Influencers excel at creatively weaving your brand’s message into content that appeals to their audience – so make that the deliverable. Don’t ask them to say how great your product is
Jim Lin, Ketchum
Influencers can provide validation, advocacy, and amplification for brands. However, these moments are unpredictable, unscalable, and inconsistent. That’s why influencer marketing was born. It started with pitching bloggers. It then evolved into its own practice, involving agents and managers, content collaboration, complex contracts, PR/marketing/legal oversight, and money. And once money entered the equation, the whole question of authenticity arose. How could one trust an influencer to talk about a brand that was paying them? And how does one execute a program that leverages the influencer’s power, but also comes across as authentic?
It’s natural for PR people to consider influencers as advocacy tools. That’s a mistake. Yes, influencers’ advocacy can greatly impact brand reputation, but you shouldn’t pay for advocacy. It must develop organically. When you partner with influencers, what you should be paying for is relevant content. All brands must create content. All brands seek to be relevant to the audiences that consume their content. And our messages resonate best with specific audiences through the lens of those whom these audiences love.
Influencers excel at creatively weaving your brand’s message into content that appeals to their audience – so make that the deliverable. Don’t ask them to say how great your product is. Make influencers and their audiences come to that conclusion via experiencing your product or service in a compelling, relevant way. The advocacy should come naturally as an outcome. Pay for the creativity. Earn the advocacy.
Know what you want
I won’t sugarcoat this: Influencer marketing is not great for spiking sales, driving traffic, gaining exposure, or amplifying brand assets. It can move the needle, yes, but there are far better and more cost-efficient tactics to achieve them if those are your primary goals (sponsored social, search marketing, syndication, and direct marketing, for example).
What influencers do best is generate excitement or influence their audience’s perception and prevailing belief about a brand, issue, or topic. Be it by association with the influencer’s unique “brand,” relevance in how they convey the brand message, or just admiration and identification, influencers work best in the realm of intent and opinion. While not as immediate as metrics such as traffic or sales, these deeper metrics can significantly contribute to the long-term improvement of all other metrics.

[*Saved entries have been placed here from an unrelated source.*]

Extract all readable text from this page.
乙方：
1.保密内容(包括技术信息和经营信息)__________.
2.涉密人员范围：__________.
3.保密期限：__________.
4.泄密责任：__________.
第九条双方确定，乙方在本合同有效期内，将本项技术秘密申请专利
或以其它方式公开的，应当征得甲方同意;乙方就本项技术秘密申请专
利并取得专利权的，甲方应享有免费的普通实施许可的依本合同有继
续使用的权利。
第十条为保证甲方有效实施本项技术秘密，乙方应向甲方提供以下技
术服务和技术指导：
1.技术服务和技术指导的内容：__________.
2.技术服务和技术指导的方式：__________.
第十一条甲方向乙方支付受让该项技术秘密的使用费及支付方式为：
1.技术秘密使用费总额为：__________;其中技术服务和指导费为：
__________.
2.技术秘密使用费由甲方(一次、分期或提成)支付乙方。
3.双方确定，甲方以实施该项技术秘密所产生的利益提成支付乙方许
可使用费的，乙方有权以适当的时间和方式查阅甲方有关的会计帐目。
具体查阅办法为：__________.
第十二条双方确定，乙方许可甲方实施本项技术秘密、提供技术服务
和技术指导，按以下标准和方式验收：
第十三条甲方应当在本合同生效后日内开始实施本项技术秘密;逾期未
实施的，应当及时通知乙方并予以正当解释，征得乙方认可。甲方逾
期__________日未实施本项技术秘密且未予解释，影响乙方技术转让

Authenticity can make or break an influencer program. Today’s consumer is adept at calling out entities when something isn’t right, so make sure the content is believable. Would the influencer realistically use or enjoy your product? Would it be believable to their audience? Influencer marketing isn’t just about reach; it’s about integrating your brand with an influencer’s brand to create something authentic and compelling enough to move minds. If your product isn’t something the influencer would ordinarily use or enjoy, move on. Conversely, if the influencer doesn’t fit the essence of your brand in personality, values, or voice, their reach or affinity for your brand won’t help you.
Let them run with it
As brand stewards, it’s difficult for us not to critique and seek changes on influencer content as if it were an owned asset. However, by doing this, we dilute the influencer’s keen knowledge of exactly what will move their audience. You must trust them and relinquish creative control.
To avoid going off the rails, though, draft a detailed creative brief that includes the must-haves and must-not-haves to safeguard misrepresentation of your product, but let them do their thing once that brief is signed. They want to create great content because if they don’t, they lose their audience. Granted, you won’t always “get” or like their content, but it’s the influencer’s audience that needs to like it, not you. It’s hard to cede control, but you must. Influencer marketing isn’t easily mastered or perfected, but the above tips provide a vital foundation from which you can build a program that will deliver success.